Y tras estas palabras, desapareció en la oscuridad.

—Oye, Lung, tú no sabes mucho que digamos sobre la meta de tu búsqueda —le comentó preocupada la rata con voz nasal—. No estás acostumbrado a guiarte por las estrellas, y Piel de Azufre está casi siempre tan ocupada con las setas que confundirá el sur con el norte y la luna con el lucero vespertino. No. —Rata se acarició la barba y miró al dragón—. Créeme, necesitáis ayuda. Tengo un primo que dibuja mapas, unos mapas muy especiales. Quizá no sepa dónde está La orilla del cielo, pero seguro que puede decirte dónde encontrarás la montaña más alta del mundo.
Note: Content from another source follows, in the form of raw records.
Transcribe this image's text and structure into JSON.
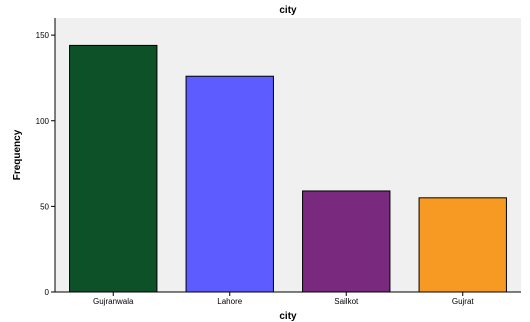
{
  "chart_data": {
    "type": "bar",
    "title": "city",
    "xlabel": "city",
    "ylabel": "Frequency",
    "categories": [
      "Gujranwala",
      "Lahore",
      "Sailkot",
      "Gujrat"
    ],
    "values": [
      144,
      126,
      59,
      55
    ],
    "colors": [
      "#0c5128",
      "#5c5cff",
      "#7a2a7e",
      "#f79a23"
    ],
    "ylim": [
      0,
      160
    ],
    "yticks": [
      0,
      50,
      100,
      150
    ],
    "grid": false,
    "legend": "none",
    "plot_background": "#f0f0f0"
  }
}
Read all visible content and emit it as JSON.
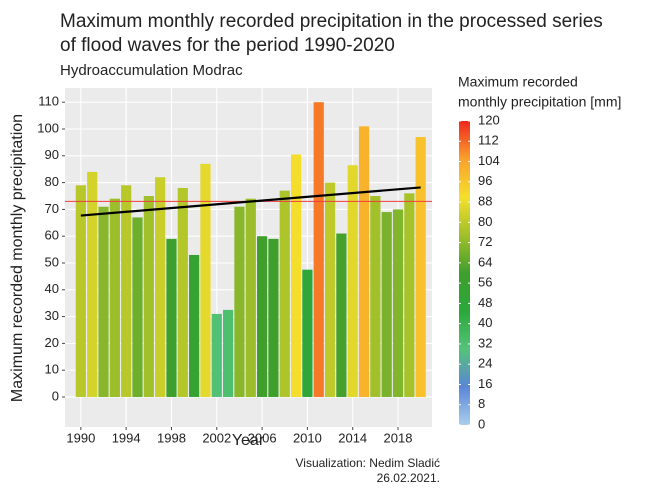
{
  "chart_data": {
    "type": "bar",
    "title": [
      "Maximum monthly recorded precipitation in the processed series",
      "of flood waves for the period 1990-2020"
    ],
    "subtitle": "Hydroaccumulation Modrac",
    "x_label": "Year",
    "y_label": "Maximum recorded monthly precipitation",
    "caption": [
      "Visualization: Nedim Sladić",
      "26.02.2021."
    ],
    "x": [
      1990,
      1991,
      1992,
      1993,
      1994,
      1995,
      1996,
      1997,
      1998,
      1999,
      2000,
      2001,
      2002,
      2003,
      2004,
      2005,
      2006,
      2007,
      2008,
      2009,
      2010,
      2011,
      2012,
      2013,
      2014,
      2015,
      2016,
      2017,
      2018,
      2019,
      2020
    ],
    "values": [
      79,
      84,
      71,
      74,
      79,
      67,
      75,
      82,
      59,
      78,
      53,
      87,
      31,
      32.5,
      71,
      74,
      60,
      59,
      77,
      90.5,
      47.5,
      110,
      80,
      61,
      86.5,
      101,
      75,
      69,
      70,
      76,
      97
    ],
    "xlim": [
      1988.6,
      2021
    ],
    "xticks": [
      1990,
      1994,
      1998,
      2002,
      2006,
      2010,
      2014,
      2018
    ],
    "ylim": [
      -11.2,
      115.3
    ],
    "yticks": [
      0,
      10,
      20,
      30,
      40,
      50,
      60,
      70,
      80,
      90,
      100,
      110
    ],
    "grid": true,
    "trend": {
      "x": [
        1990,
        2020
      ],
      "values": [
        67.7,
        78.2
      ],
      "color": "#000000"
    },
    "reference_line": {
      "value": 73,
      "color": "#f03c3c"
    },
    "colorbar": {
      "title": [
        "Maximum recorded",
        "monthly precipitation [mm]"
      ],
      "lim": [
        0,
        120
      ],
      "ticks": [
        0,
        8,
        16,
        24,
        32,
        40,
        48,
        56,
        64,
        72,
        80,
        88,
        96,
        104,
        112,
        120
      ],
      "colors": [
        "#a9cfee",
        "#5a86d6",
        "#55c37a",
        "#2aa83a",
        "#3f9e2c",
        "#a2c02a",
        "#f5df2c",
        "#f9a12c",
        "#f0281e"
      ]
    }
  }
}
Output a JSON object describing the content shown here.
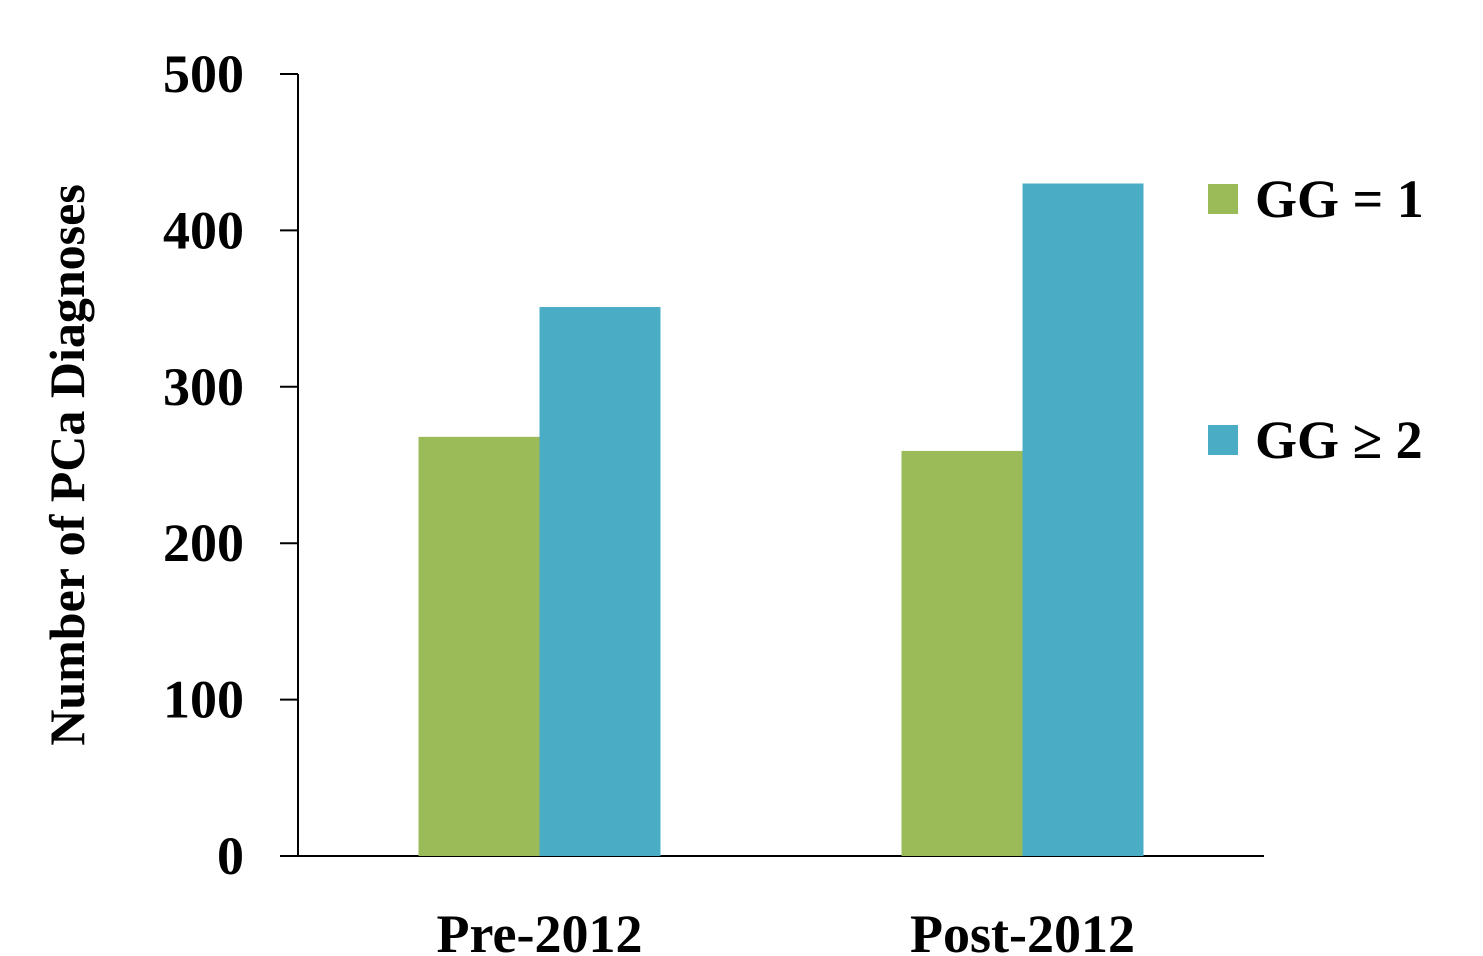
{
  "chart_data": {
    "type": "bar",
    "categories": [
      "Pre-2012",
      "Post-2012"
    ],
    "series": [
      {
        "name": "GG = 1",
        "values": [
          268,
          259
        ],
        "color": "#9bbb59"
      },
      {
        "name": "GG ≥ 2",
        "values": [
          351,
          430
        ],
        "color": "#4bacc6"
      }
    ],
    "title": "",
    "xlabel": "",
    "ylabel": "Number of PCa Diagnoses",
    "ylim": [
      0,
      500
    ],
    "yticks": [
      0,
      100,
      200,
      300,
      400,
      500
    ],
    "ytick_labels": [
      "0",
      "100",
      "200",
      "300",
      "400",
      "500"
    ],
    "grid": false,
    "legend_position": "right"
  }
}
Ve a verle. Visitarlo no está exento del todo de peligros, porque… —Rata frunció el ceño—, vive en una gran ciudad. Pero creo que deberías correr el riesgo. Si te pones pronto encamino, estarás allí dentro de dos noches.

—¿En una ciudad? —Piel de Azufre surgió de la niebla como un fantasma.

—¡Maldición, me has dado un susto de muerte! —exclamó Rata—. Sí, mi primo vive en una ciudad de los humanos. Una vez hayáis dejado el mar a vuestras espaldas, volad siempre tierra adentro hacia el Oriente: no tiene pérdida. Es gigantesca, cien veces más grande que este valle, repleta de puentes y torres. Allí, en un viejo almacén junto al río, vive mi primo.

—¿Se parece a ti? —preguntó Piel de Azufre embutiéndose unas cuantas hojas en la boca. Cargaba a la espalda una mochila rebosante, botín de una excursión al mundo de los humanos—. Claro, vosotras las ratas sois todas iguales: grises, grises, grises…

—¡Un color muy práctico! —bufó Rata—. Al contrario que tus ridículas manchas. Pero mi primo es blanco, blanco como la nieve. Él lo lamenta mucho.

—Dejad de discutir —ordenó Lung levantando la vista hacia el cielo.

La luna estaba muy alta. Si quería partir esa misma noche, ya iba siendo hora.

—Sube, Piel de Azufre —le dijo—. ¿O crees que debemos llevarnos a Rata para que tengas con quien discutir?

—¡No, gracias! —Rata retrocedió unos pasitos asustada—. No me apetece nada viajar. Me basta con conocer el mundo a través de las historias. Es mucho menos peligroso.

—Y yo no discuto jamás —rezongó Piel de Azufre con la boca llena mientras trepaba a lomos del dragón—. Es que estas narices puntiagudas son muy puntillosas.

Lung extendió las alas. Piel de Azufre se agarró deprisa a una de las tremendas púas de su espalda.

—Cuídate, Rata —dijo el dragón, y, agachando el cuello, dio al pequeño animal un tierno empujoncito con el morro—. Ahora durante mucho tiempo no podré protegerte de los gatos salvajes.

Después dio un paso atrás, se separó del suelo húmedo con un vigoroso impulso y se elevó en el aire batiendo poderosamente las alas.

—¡Oh, no! —gimió Piel de Azufre, aferrándose con tanta fuerza que le dolían los dedos.

Lung ascendía cada vez más en el cielo oscuro. Un viento gélido silbaba alrededor de las orejas puntiagudas de la duende.

—Jamás me acostumbraré —murmuró—. A no ser que algún día me salgan plumas —se asomó con cuidado al abismo—. Ni uno —masculló—, pero es que ni uno saca el cuello de la cueva para despedirse. Seguramente no volverán a salir hasta que el agua les llegue a la barbilla. ¡Eh, Lung! —gritó al dragón—. Conozco un sitio encantador ahí delante, tras las colinas. ¿No sería mejor que nos quedásemos aquí?

Pero Lung no contestó.

Y las colinas negras se deslizaron entre él y el valle en el que había nacido.